The exploitation framework, dubbed “Heliconia,” came to Google’s attention after a series of anonymous submissions to the Chrome bug reporting program. The disclosures pointed to exploitable vulnerabilities in Chrome, Windows Defender, and Firefox that could be abused to deploy spyware on target devices, including Windows and Linux computers. The submission included source code from the Heliconia hacking framework and called the vulnerabilities “Heliconia Noise,” “Heliconia Soft,” and “Files.” Google says the evidence points to the Barcelona-based tech firm Variston IT as the developer of the hacking framework.
“The findings indicate that we have many small players within the spyware industry, but with strong capabilities related to zero days,” TAG researchers told WIRED, referring to unknown, unpatched vulnerabilities.
Variston IT did not respond to a request for comment from WIRED. The company’s director Ralf Wegner told TechCrunch that Variston was not given the opportunity to review Google’s research and could not validate it. He added that he “would be surprised if such item was found in the wild.” Google confirmed that the researchers did not contact Variston IT in advance of publication, as is the company’s standard practice in these types of investigations.
Google, Microsoft, and Mozilla patched the Heliconia vulnerabilities in 2021 and 2022, and Google says it has not detected any current exploitation of the bugs. But evidence in the bug submissions indicates that the framework was likely being used to exploit the flaws starting in 2018 and 2019, long before they were patched. “Heliconia Noise” exploited a Chrome renderer vulnerability and a sandbox escape, while “Heliconia Soft” used a malicious PDF laced with a Windows Defender exploit, and “Files” deployed a group of Firefox exploits for Windows and Linux. TAG collaborated on the research with members of Google’s Project Zero bug-hunting group and the Chrome V8 security team.

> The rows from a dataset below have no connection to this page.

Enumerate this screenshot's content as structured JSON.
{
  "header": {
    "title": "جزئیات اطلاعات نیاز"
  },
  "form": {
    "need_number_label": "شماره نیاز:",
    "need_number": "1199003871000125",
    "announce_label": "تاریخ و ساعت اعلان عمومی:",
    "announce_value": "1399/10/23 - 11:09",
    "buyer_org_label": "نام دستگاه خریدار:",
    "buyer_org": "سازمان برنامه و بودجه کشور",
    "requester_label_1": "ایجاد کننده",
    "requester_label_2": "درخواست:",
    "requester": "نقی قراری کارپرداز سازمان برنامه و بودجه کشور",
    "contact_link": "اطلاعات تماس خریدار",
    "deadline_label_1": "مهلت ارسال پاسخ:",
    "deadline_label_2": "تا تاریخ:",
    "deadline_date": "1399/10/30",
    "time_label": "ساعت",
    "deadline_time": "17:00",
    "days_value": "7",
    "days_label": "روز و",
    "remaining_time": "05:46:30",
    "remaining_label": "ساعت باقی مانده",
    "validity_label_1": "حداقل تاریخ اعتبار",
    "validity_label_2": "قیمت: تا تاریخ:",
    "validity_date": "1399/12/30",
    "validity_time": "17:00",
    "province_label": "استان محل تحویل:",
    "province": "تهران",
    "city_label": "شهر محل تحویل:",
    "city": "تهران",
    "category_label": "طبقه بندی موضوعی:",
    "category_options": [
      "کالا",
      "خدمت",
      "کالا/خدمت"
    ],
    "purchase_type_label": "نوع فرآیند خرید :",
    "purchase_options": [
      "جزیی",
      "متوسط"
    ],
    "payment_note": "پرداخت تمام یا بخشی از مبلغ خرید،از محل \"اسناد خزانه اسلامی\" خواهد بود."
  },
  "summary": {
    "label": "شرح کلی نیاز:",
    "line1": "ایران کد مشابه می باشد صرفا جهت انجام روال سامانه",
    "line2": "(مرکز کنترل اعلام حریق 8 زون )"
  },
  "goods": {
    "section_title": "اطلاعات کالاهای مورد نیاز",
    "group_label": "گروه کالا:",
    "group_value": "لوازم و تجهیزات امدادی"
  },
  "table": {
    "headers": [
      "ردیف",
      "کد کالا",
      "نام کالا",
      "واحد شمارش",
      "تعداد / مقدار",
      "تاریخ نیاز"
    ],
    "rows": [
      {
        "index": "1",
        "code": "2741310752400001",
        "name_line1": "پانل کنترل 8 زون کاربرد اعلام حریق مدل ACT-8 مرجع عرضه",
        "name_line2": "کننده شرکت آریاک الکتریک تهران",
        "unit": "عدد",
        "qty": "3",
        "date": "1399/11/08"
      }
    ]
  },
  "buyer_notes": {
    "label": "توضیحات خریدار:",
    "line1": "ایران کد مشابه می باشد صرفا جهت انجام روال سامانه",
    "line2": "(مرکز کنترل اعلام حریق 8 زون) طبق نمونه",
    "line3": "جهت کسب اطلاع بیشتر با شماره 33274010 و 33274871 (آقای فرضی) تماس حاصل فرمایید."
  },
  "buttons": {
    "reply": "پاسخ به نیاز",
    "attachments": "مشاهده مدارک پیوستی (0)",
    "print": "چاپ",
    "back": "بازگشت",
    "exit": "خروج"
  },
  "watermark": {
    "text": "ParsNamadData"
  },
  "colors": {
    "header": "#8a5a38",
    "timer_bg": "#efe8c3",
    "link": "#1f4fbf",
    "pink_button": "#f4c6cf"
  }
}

The fact that Google does not see current evidence of exploitation may mean that the Heliconia framework is now dormant, but it might also indicate that the hacking tool has evolved. “It could be there are other exploits, a new framework, their exploits didn’t cross our systems, or there are other layers now to protect their exploits,” TAG researchers told WIRED.
Ultimately, the group says its goal with this type of research is to shed light on the commercial spyware industry’s methods, technical capabilities, and abuses. TAG created detections for Google’s Safe Browsing service to warn about Heliconia-related sites and files, and the researchers emphasize that it’s always important to keep software up to date.
“The growth of the spyware industry puts users at risk and makes the Internet less safe,” TAG wrote in a blog post about the findings. “And while surveillance technology may be legal under national or international laws, they are often used in harmful ways to conduct digital espionage against a range of groups.”